Personnellement, je crois que l’on porte beaucoup, BEAUCOUP trop d’attention à ces « pousseux de pucks » qui, au final, forment une petite équipe plutôt médiocre et dont les fans sont surexploités par rapport au talent véritable de l’équipe.

À tous les jours, des pages et des pages de journaux et dans « les internets », ainsi que de précieuses minutes (heures dans plusieurs cas!) dans les radios et les postes de télé sont littéralement gaspillées pour nous enfoncent dans la gorge les aventures de cette écurie terne et ordinaire et dont le marketing n’en finit plus de nous promettre des jours meilleurs pour, au final, nous décevoir amèrement à chaque année tout en nous facturant leurs produits comme s’ils étaient des champions toutes catégories.

Pas étonnant que les auditoires baissent à chaque année.

Il y a beaucoup mieux à faire de son temps…

@ Claude Perras:

Vous avez raison mais somme toute, ça m’a fait le plus grand bien.

Joyeux Noël!!!

Je me suis surpris cette année! Je n’ ai pas regardé un seul match de nos glorieux! Mieux que ça je ne lis plus les sempiternelles niaiseries des journalistes ! Les « canayens. » sont morts ou bien sous respiration artificielle! Tous ces petits « ego » pleurnichars me font penser à calinour Trudeau et il apelle cela les millénium !
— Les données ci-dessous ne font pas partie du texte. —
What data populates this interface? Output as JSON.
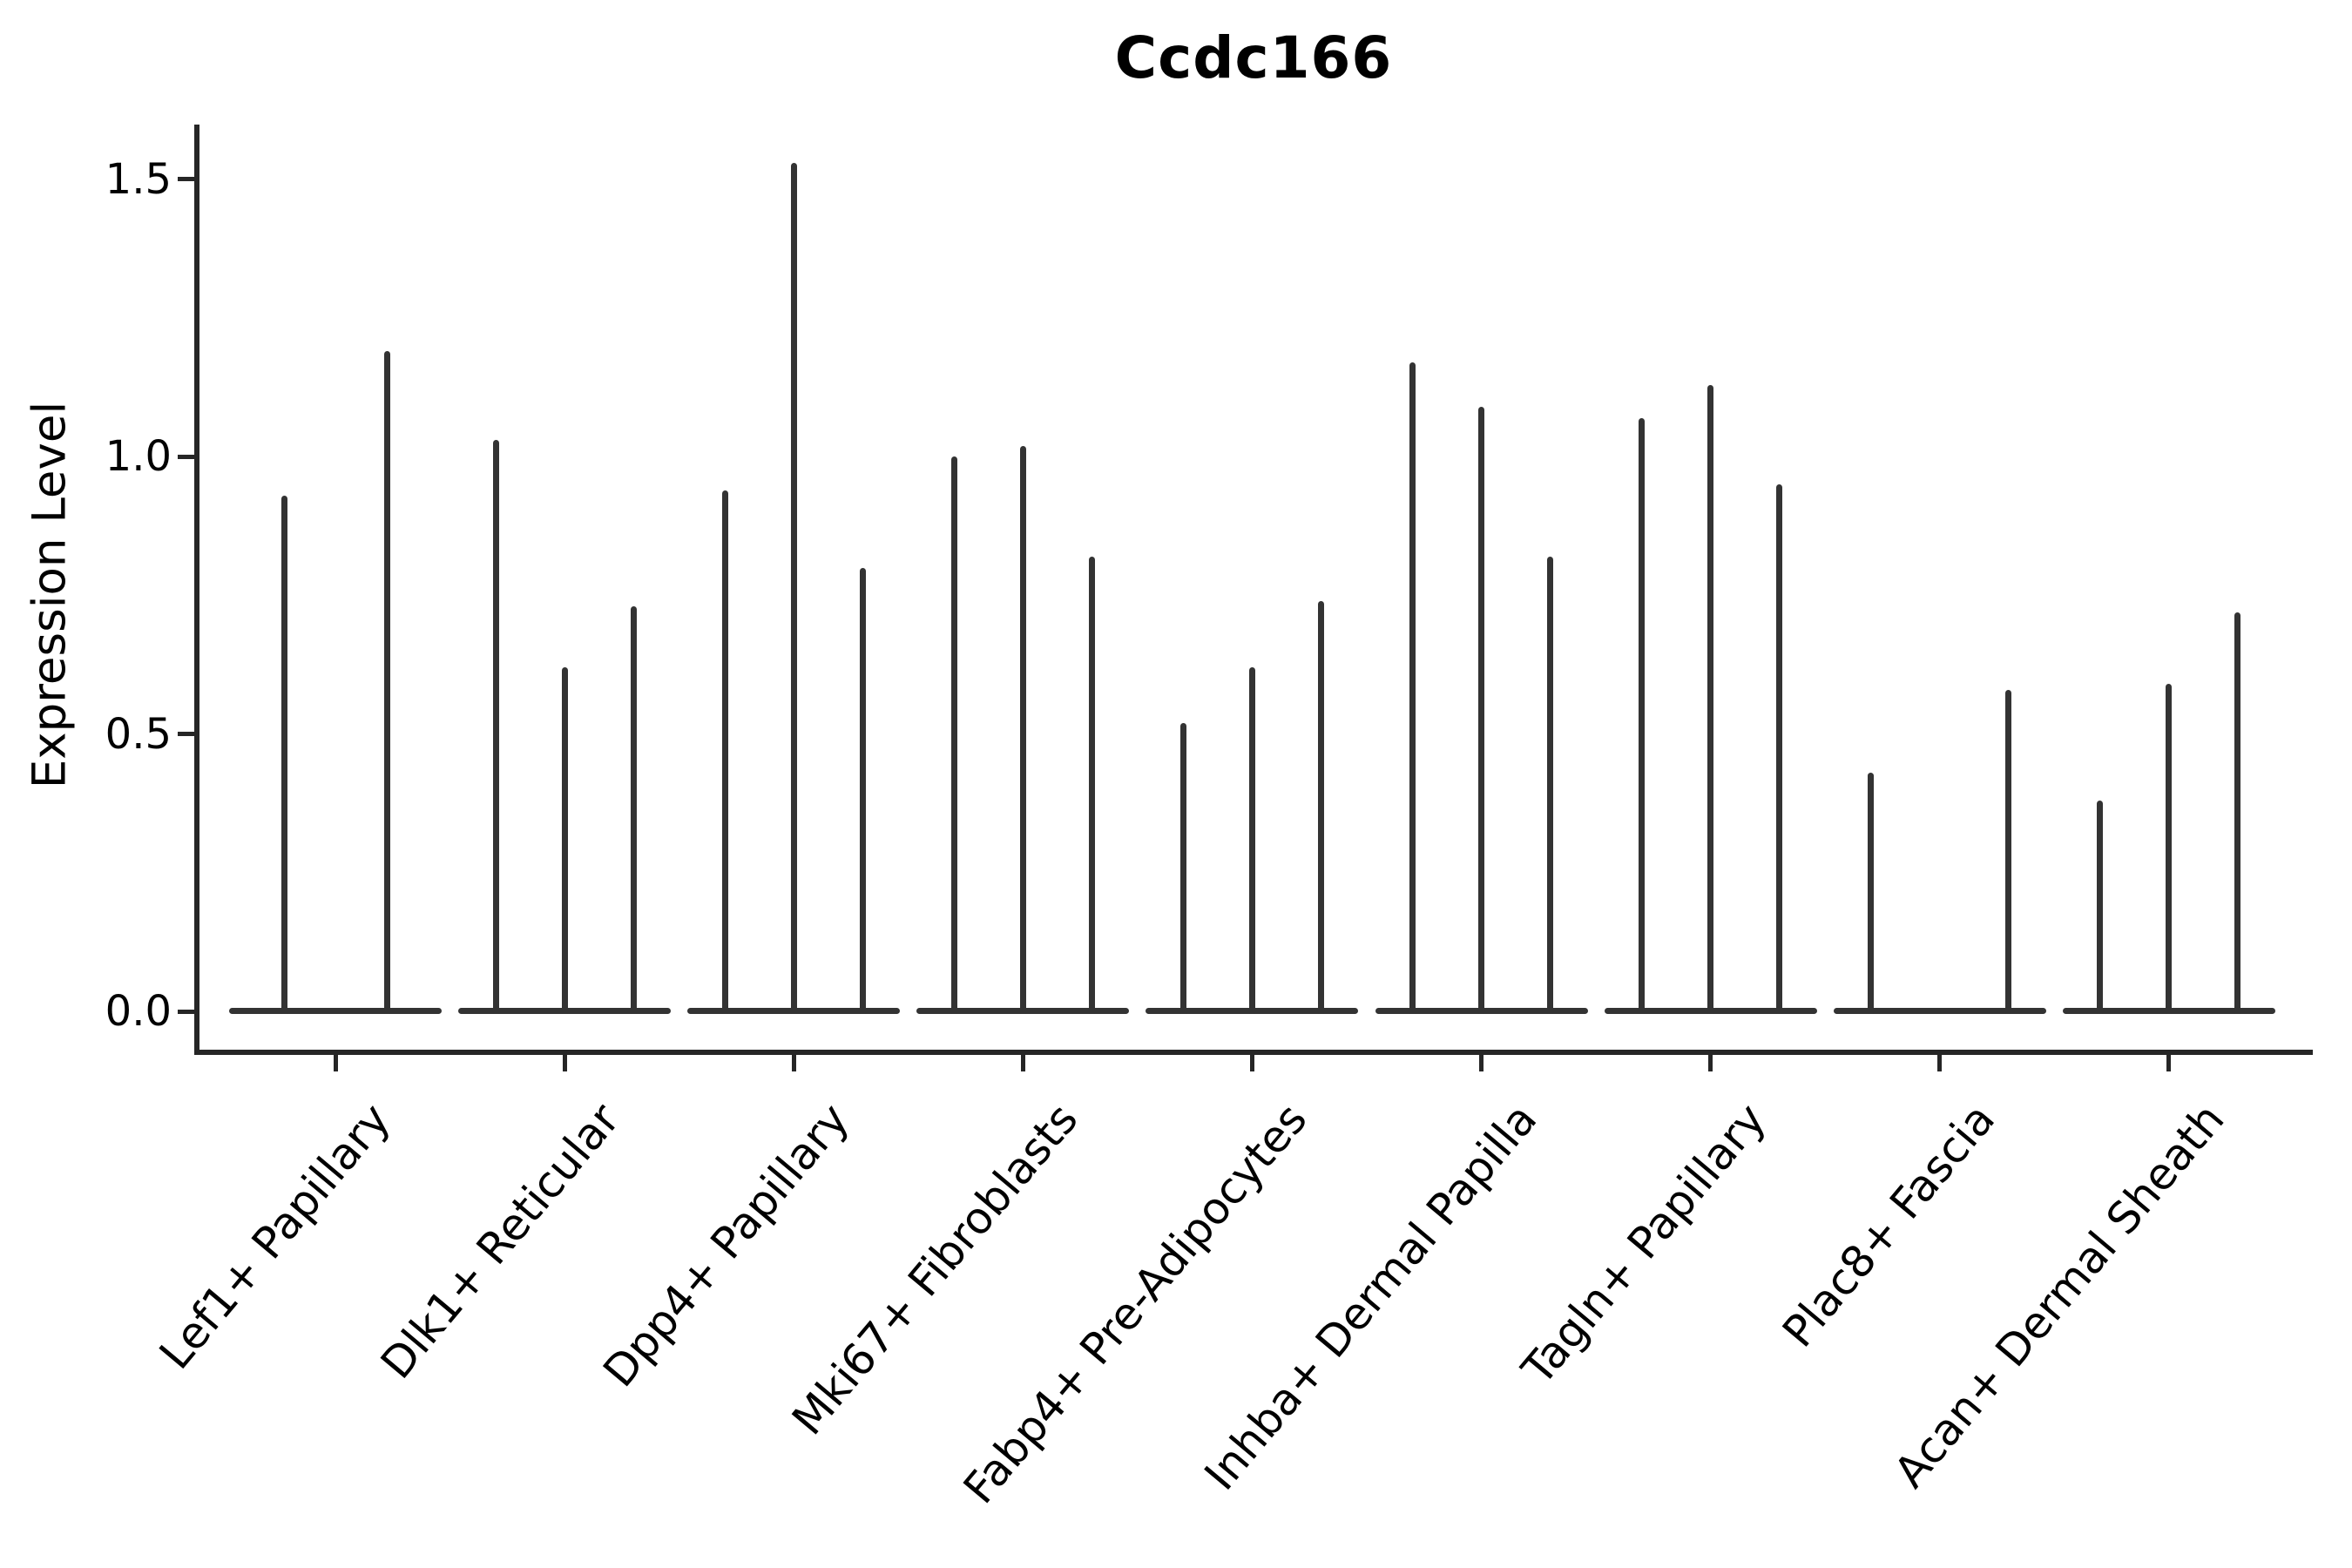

Je me souviens que lors de la grève des joueurs de hockey (ou lock-out…), il y a quelques années, je devais passer plusieurs heures dans mon auto et j’écoutais une émission de commentateurs sportifs à la radio.

Soir après soir, ces commentateurs réussissaient le tour de force de parler de hockey en général, et des Canadiens en particulier et ce, pendant plusieurs heures et sans qu’un seul match de hockey ne soit joué. Pendant des semaines en plus…et avec l’aide des auditeurs (fefans) qui ajoutaient religieusement leur grain de sel.

J’aurais pu bien sûr changer de poste mais le tout me fascinait grandement. Comment me dis-ai-je pouvez-vous discourir sur un sujet qui n’existe pas et ce, à chaque jour et pendant des semaines…?

La quintessence du vide.

Lorsque on est payé pour PERDRE…ça sent ça à plein nez, les défenseurs se trainent les pieds, ils gèlent quand les attaquants adverse montent à l`attaque et laisse le gardien seul, essayant de faire de son mieux le pauvre et vogue la galère, et la sainte USA se flatte la bedaine….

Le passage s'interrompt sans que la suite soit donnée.